Another bit of umbrella advice is to learn what your triggers are and know what you can or cannot handle. Familiarize yourself with what triggers you and take note of what gets triggered. It could be a spout of depression, a panic attack, an anxiety attack, or any number of things. Know the process so you can slowly learn to handle it. If you do this, you can also help your close friends or family understand so that they can eventually learn how to help you as well.

Once you understand what your triggers are you can make sure to actively avoid anything that could set you off. If it is loud noises, don’t go to large parties or concerts. If it’s a person, take preemptive measures before going out with your friends: ask who will be there. You can’t ensure that you will never encounter a loud noise or a certain person, but you can try to minimize your exposure. While it’s not necessarily fair that it is your responsibility to take care of it now, but it is your responsibility all the same.

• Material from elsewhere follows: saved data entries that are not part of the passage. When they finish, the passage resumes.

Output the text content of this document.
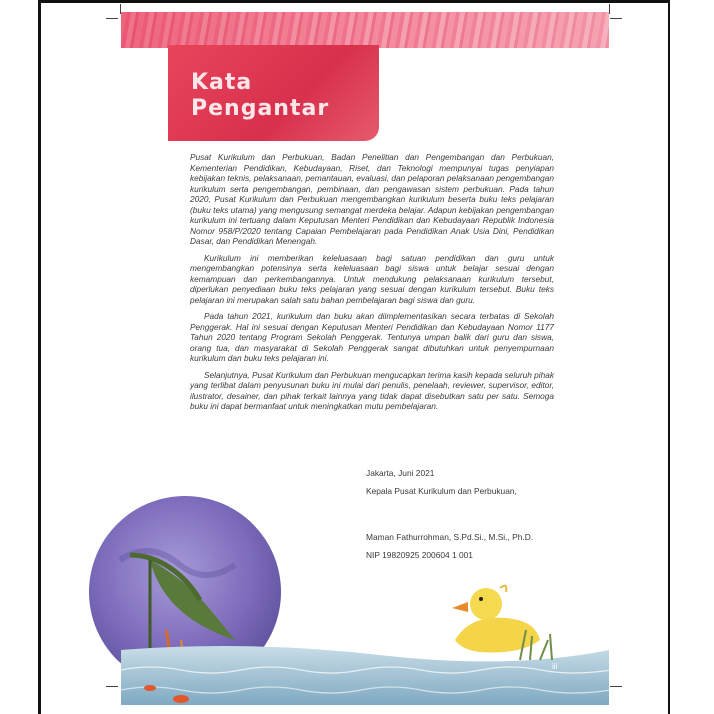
Kata
Pengantar

Pusat Kurikulum dan Perbukuan, Badan Penelitian dan Pengembangan dan Perbukuan, Kementerian Pendidikan, Kebudayaan, Riset, dan Teknologi mempunyai tugas penyiapan kebijakan teknis, pelaksanaan, pemantauan, evaluasi, dan pelaporan pelaksanaan pengembangan kurikulum serta pengembangan, pembinaan, dan pengawasan sistem perbukuan. Pada tahun 2020, Pusat Kurikulum dan Perbukuan mengembangkan kurikulum beserta buku teks pelajaran (buku teks utama) yang mengusung semangat merdeka belajar. Adapun kebijakan pengembangan kurikulum ini tertuang dalam Keputusan Menteri Pendidikan dan Kebudayaan Republik Indonesia Nomor 958/P/2020 tentang Capaian Pembelajaran pada Pendidikan Anak Usia Dini, Pendidikan Dasar, dan Pendidikan Menengah.

Kurikulum ini memberikan keleluasaan bagi satuan pendidikan dan guru untuk mengembangkan potensinya serta keleluasaan bagi siswa untuk belajar sesuai dengan kemampuan dan perkembangannya. Untuk mendukung pelaksanaan kurikulum tersebut, diperlukan penyediaan buku teks pelajaran yang sesuai dengan kurikulum tersebut. Buku teks pelajaran ini merupakan salah satu bahan pembelajaran bagi siswa dan guru.

Pada tahun 2021, kurikulum dan buku akan diimplementasikan secara terbatas di Sekolah Penggerak. Hal ini sesuai dengan Keputusan Menteri Pendidikan dan Kebudayaan Nomor 1177 Tahun 2020 tentang Program Sekolah Penggerak. Tentunya umpan balik dari guru dan siswa, orang tua, dan masyarakat di Sekolah Penggerak sangat dibutuhkan untuk penyempurnaan kurikulum dan buku teks pelajaran ini.

Selanjutnya, Pusat Kurikulum dan Perbukuan mengucapkan terima kasih kepada seluruh pihak yang terlibat dalam penyusunan buku ini mulai dari penulis, penelaah, reviewer, supervisor, editor, ilustrator, desainer, dan pihak terkait lainnya yang tidak dapat disebutkan satu per satu. Semoga buku ini dapat bermanfaat untuk meningkatkan mutu pembelajaran.

Jakarta, Juni 2021
Kepala Pusat Kurikulum dan Perbukuan,
Maman Fathurrohman, S.Pd.Si., M.Si., Ph.D.
NIP 19820925 200604 1 001
iii
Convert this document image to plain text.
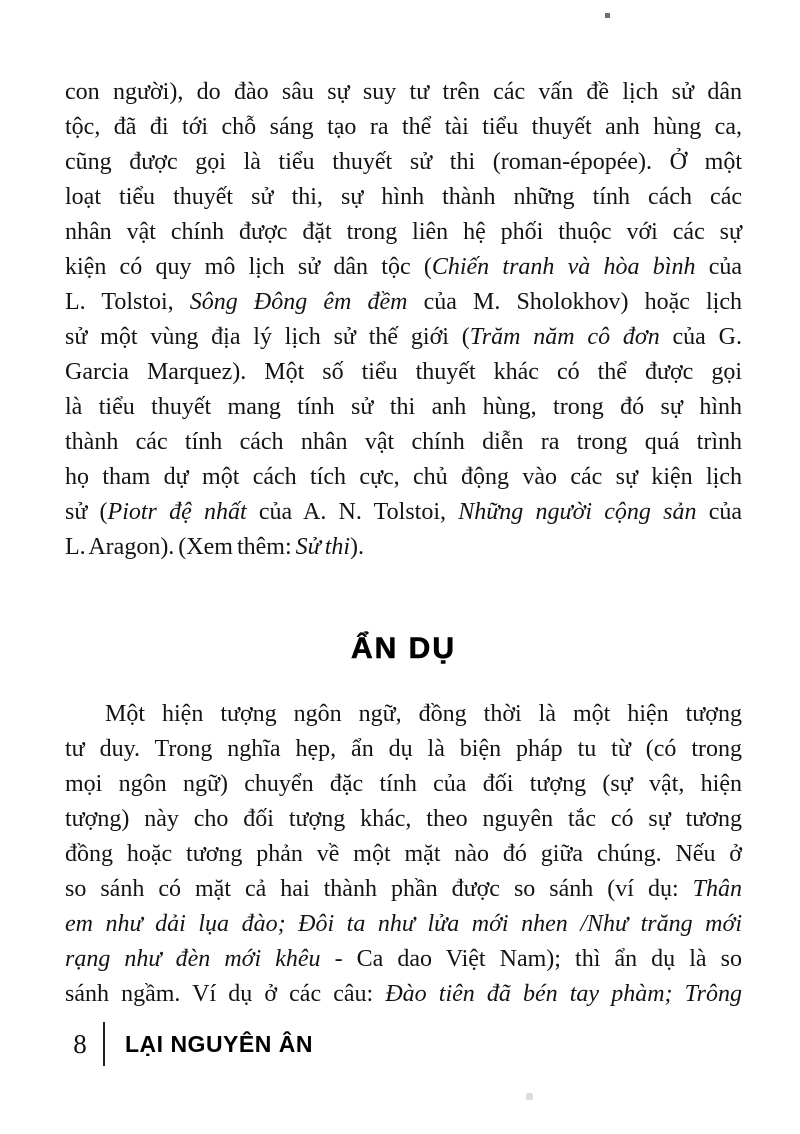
con người), do đào sâu sự suy tư trên các vấn đề lịch sử dân
tộc, đã đi tới chỗ sáng tạo ra thể tài tiểu thuyết anh hùng ca,
cũng được gọi là tiểu thuyết sử thi (roman-épopée). Ở một
loạt tiểu thuyết sử thi, sự hình thành những tính cách các
nhân vật chính được đặt trong liên hệ phối thuộc với các sự
kiện có quy mô lịch sử dân tộc (Chiến tranh và hòa bình của
L. Tolstoi, Sông Đông êm đềm của M. Sholokhov) hoặc lịch
sử một vùng địa lý lịch sử thế giới (Trăm năm cô đơn của G.
Garcia Marquez). Một số tiểu thuyết khác có thể được gọi
là tiểu thuyết mang tính sử thi anh hùng, trong đó sự hình
thành các tính cách nhân vật chính diễn ra trong quá trình
họ tham dự một cách tích cực, chủ động vào các sự kiện lịch
sử (Piotr đệ nhất của A. N. Tolstoi, Những người cộng sản của
L. Aragon). (Xem thêm: Sử thi).
ẨN DỤ
Một hiện tượng ngôn ngữ, đồng thời là một hiện tượng
tư duy. Trong nghĩa hẹp, ẩn dụ là biện pháp tu từ (có trong
mọi ngôn ngữ) chuyển đặc tính của đối tượng (sự vật, hiện
tượng) này cho đối tượng khác, theo nguyên tắc có sự tương
đồng hoặc tương phản về một mặt nào đó giữa chúng. Nếu ở
so sánh có mặt cả hai thành phần được so sánh (ví dụ: Thân
em như dải lụa đào; Đôi ta như lửa mới nhen /Như trăng mới
rạng như đèn mới khêu - Ca dao Việt Nam); thì ẩn dụ là so
sánh ngầm. Ví dụ ở các câu: Đào tiên đã bén tay phàm; Trông
8	LẠI NGUYÊN ÂN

If you do find yourself in a situation that triggers you, here are some potentially helpful tips: First things first, if you’re in public go to the bathroom or your car. Any place that is private enough to allow you to feel everything you need to feel comfortably will suffice. If you need to, call someone. If you are home, turn on your favorite movie, listen to your favorite songs, or cuddle with your pet. Just distract yourself. Do whatever you can to get another part of your mind into gear. Make sure that you breathe. I mean meditative breathing, not child labor breathing.

Just remember that you are not your circumstance, you are a strong woman. Do not let yourself be overtaken by an experience that you could not truly control.